Endoscopic Retrograde Cholangio-Pancreatography (ERCP) enables the physician to diagnose problems in the liver, gallbladder, bile ducts, and pancreas.

    ERCP may be used to discover the reason for jaundice, upper abdominal pain, and unexplained weight loss. ERCP combines the use of x-rays and an endoscope, which is a long, flexible, lighted tube. Through it, the physician can see the inside of the stomach, duodenum, and ducts in the biliary tree and pancreas.

    The Procedure During the procedure the patient will lie on their left side on an examining table in an x-ray room. Medication to help numb the back of the throat as well as a sedative will be administered to help the patient relax during the exam.

    1.You will swallow the endoscope. 2.The physician will guide the endoscope through your esophagus, stomach, and duodenum until it reaches the area where the ducts of the bilary tree and pancreas open into the duodenum. 3.You will be turned to lie flat on your stomach and the physician will pass a small plastic tube through the endoscope to inject a dye into the ducts. 4.A radiographer will begin taking x-rays as soon as the dye is injected. If the exam shows a gallstone or narrowing of the ducts, the physician can insert instruments into the endoscope to remove or work around the obstruction Also, tissue samples (biopsy) may be taken if further testing is deemed necessary. This procedure takes 30 minutes to 2 hours.

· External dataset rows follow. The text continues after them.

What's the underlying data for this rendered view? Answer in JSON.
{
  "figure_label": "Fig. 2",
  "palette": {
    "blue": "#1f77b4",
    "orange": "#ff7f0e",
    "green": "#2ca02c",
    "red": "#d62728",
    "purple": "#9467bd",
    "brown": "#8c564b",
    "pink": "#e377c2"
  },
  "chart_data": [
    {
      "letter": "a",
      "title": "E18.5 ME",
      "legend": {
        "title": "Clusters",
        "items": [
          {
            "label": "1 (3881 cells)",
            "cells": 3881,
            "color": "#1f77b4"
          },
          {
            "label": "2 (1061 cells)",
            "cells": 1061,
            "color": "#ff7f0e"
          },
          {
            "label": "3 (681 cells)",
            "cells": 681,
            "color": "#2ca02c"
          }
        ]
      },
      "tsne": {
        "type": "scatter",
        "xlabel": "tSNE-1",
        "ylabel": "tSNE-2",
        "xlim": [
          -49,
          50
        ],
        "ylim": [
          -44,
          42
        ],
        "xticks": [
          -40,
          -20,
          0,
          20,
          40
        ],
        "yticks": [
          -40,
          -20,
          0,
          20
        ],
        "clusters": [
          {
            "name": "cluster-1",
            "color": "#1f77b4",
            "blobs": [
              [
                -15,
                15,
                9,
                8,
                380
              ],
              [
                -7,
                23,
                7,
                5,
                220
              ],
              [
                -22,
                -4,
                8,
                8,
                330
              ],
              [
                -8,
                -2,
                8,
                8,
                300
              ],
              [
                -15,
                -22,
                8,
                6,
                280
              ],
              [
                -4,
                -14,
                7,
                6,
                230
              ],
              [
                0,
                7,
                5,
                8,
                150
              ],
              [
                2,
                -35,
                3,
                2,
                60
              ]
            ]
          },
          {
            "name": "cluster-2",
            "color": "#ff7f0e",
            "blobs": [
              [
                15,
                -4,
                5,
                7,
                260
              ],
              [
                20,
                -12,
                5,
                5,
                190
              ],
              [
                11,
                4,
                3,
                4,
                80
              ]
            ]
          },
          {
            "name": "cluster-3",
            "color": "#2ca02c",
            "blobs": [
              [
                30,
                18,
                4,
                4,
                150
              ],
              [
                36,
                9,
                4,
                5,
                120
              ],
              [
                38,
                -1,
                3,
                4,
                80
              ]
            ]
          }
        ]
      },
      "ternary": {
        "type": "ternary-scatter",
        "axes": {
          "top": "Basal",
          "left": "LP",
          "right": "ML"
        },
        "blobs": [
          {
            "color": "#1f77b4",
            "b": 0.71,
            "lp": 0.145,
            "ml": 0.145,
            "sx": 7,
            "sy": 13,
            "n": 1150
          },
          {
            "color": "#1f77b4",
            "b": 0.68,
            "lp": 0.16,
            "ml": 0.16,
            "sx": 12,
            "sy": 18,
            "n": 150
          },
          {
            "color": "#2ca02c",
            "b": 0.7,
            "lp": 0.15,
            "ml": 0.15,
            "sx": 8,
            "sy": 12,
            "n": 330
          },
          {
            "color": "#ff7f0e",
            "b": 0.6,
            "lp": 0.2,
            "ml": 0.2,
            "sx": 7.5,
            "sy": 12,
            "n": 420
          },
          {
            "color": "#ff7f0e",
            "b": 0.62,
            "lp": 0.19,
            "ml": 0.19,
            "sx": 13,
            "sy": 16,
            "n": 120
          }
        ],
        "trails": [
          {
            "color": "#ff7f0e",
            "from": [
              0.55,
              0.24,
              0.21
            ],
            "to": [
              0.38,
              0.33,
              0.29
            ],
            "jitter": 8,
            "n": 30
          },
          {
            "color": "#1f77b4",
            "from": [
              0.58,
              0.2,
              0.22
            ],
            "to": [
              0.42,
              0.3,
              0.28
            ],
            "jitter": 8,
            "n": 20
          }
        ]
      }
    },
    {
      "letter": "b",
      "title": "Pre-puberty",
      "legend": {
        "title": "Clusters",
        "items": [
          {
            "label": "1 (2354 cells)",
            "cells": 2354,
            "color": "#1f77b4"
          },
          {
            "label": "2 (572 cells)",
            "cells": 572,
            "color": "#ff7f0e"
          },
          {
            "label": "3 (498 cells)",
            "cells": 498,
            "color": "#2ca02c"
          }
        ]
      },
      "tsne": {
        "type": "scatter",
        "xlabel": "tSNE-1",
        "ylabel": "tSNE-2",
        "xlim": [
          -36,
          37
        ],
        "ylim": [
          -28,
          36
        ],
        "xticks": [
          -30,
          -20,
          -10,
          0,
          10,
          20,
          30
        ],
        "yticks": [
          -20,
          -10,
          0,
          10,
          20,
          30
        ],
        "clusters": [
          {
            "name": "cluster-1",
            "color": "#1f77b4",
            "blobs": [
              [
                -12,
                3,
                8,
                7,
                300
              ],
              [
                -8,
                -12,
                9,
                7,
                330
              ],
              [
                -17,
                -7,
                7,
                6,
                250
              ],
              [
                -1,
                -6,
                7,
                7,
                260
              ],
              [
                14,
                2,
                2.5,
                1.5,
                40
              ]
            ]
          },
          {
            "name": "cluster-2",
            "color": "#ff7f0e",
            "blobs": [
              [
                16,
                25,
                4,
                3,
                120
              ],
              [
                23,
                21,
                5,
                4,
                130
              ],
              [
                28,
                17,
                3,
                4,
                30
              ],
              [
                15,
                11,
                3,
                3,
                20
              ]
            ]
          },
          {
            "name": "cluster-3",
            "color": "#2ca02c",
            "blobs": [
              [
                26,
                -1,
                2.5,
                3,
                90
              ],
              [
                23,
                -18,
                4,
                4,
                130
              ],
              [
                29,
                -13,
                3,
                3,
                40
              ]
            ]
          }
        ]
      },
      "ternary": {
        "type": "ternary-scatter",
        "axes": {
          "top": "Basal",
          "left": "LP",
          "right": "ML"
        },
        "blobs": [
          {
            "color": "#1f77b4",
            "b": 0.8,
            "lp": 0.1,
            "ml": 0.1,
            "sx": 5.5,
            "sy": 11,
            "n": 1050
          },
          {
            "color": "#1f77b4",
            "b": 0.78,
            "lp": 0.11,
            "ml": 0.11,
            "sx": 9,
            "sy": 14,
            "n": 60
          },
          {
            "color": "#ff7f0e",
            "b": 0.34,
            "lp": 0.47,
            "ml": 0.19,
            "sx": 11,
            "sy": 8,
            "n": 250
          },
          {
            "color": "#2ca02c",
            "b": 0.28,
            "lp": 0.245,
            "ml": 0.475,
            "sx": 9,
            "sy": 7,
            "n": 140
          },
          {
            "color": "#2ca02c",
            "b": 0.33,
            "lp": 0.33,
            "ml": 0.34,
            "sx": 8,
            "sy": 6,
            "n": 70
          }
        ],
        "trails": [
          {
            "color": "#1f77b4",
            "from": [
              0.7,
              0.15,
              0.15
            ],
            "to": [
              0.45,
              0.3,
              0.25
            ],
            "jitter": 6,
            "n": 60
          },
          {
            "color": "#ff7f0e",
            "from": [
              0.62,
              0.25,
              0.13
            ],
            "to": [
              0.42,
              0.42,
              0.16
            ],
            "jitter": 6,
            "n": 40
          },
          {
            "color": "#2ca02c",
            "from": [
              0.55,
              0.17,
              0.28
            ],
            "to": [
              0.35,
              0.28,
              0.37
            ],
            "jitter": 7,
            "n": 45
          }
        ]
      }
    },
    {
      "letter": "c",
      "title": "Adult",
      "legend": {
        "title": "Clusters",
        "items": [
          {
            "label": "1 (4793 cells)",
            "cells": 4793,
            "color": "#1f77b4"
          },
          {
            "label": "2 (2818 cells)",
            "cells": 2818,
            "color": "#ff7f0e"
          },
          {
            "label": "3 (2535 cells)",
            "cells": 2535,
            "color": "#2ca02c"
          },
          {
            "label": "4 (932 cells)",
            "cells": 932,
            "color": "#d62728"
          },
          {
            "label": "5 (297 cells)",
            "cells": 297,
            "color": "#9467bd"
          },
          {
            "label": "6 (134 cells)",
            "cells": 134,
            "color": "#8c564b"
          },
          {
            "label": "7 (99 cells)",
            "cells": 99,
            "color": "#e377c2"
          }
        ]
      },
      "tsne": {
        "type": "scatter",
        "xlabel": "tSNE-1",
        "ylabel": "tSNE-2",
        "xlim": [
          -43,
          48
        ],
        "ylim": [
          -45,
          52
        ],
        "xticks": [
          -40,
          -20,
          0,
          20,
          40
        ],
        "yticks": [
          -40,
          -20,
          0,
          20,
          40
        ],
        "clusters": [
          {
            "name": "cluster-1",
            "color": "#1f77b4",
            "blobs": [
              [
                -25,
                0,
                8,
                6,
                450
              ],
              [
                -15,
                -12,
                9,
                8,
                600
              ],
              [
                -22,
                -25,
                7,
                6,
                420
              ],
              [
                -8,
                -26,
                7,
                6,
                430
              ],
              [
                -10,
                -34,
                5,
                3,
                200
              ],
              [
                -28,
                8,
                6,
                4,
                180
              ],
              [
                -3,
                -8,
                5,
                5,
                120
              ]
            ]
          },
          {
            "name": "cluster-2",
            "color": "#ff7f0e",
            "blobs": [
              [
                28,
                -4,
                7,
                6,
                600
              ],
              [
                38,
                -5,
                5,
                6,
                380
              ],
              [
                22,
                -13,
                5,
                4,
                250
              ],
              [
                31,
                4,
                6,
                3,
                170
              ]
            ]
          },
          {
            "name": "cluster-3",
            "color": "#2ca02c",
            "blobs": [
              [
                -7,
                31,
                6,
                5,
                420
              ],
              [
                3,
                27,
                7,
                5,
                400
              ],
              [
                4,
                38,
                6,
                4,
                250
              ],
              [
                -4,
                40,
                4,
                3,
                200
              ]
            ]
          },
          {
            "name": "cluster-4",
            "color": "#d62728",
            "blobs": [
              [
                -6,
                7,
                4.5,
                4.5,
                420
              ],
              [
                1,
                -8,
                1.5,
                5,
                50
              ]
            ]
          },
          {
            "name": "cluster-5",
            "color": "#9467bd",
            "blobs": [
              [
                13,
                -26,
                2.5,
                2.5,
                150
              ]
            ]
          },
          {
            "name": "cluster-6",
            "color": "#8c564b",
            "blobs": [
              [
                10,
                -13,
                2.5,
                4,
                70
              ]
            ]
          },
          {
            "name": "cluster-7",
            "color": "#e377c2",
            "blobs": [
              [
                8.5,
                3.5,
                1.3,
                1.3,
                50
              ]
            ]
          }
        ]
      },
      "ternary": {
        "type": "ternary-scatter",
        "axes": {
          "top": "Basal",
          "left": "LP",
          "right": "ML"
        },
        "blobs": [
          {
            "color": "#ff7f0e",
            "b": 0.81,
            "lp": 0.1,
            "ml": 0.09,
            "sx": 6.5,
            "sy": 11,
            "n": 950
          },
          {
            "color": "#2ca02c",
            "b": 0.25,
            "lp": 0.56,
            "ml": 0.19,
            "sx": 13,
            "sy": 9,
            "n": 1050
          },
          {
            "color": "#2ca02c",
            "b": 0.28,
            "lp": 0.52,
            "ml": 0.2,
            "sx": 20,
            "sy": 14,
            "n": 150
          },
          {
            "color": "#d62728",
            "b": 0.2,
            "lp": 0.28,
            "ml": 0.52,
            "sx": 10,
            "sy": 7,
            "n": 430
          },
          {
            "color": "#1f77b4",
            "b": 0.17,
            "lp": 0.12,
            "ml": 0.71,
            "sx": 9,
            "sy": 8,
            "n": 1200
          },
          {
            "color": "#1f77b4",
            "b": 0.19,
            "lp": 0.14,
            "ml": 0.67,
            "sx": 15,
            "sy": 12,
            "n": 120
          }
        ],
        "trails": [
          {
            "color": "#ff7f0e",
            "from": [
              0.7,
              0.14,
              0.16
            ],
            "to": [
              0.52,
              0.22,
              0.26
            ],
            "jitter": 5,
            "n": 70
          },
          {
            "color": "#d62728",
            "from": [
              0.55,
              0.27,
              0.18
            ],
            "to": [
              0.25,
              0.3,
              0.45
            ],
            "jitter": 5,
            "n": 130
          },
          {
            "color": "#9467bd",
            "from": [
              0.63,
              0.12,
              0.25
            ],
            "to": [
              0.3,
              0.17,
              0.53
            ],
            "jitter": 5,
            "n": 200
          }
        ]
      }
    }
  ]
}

    Preparing For Your Appointment Your stomach and duodenum must be completely empty for the procedure to be accurate and safe. You will not be able to eat or drink anything after midnight the night before the procedure, or for 6 to 8 hours beforehand, depending on the time of your procedure. Also, the physician will need to know whether you have any allergies, especially to iodine, which is in the dye. You also must arrange for someone to take you home as you will not be allowed to drive due to the sedatives necessary for the procedure.

    After Your Appointment ERCP is done as an outpatient procedure. After the exam is finished you will After the procedure, you will need to stay for another 2-3 hours of recovery or until the sedative wears off. The physician will make sure you do not have signs of complications before you leave. Although unlikely, occasionally patients require an overnight hospital stay before discharge. If any kind of treatment is done during the ERCP, such as removing a gallstone, an overnight stay is possible.

    Risks Possible complications of ERCP include pancreatitis (inflammation of the pancreas), infection, bleeding, and perforation of the duodenum. However, such problems are uncommon. You may have tenderness or a lump where the sedative was injected, but that should go away in a few days or weeks.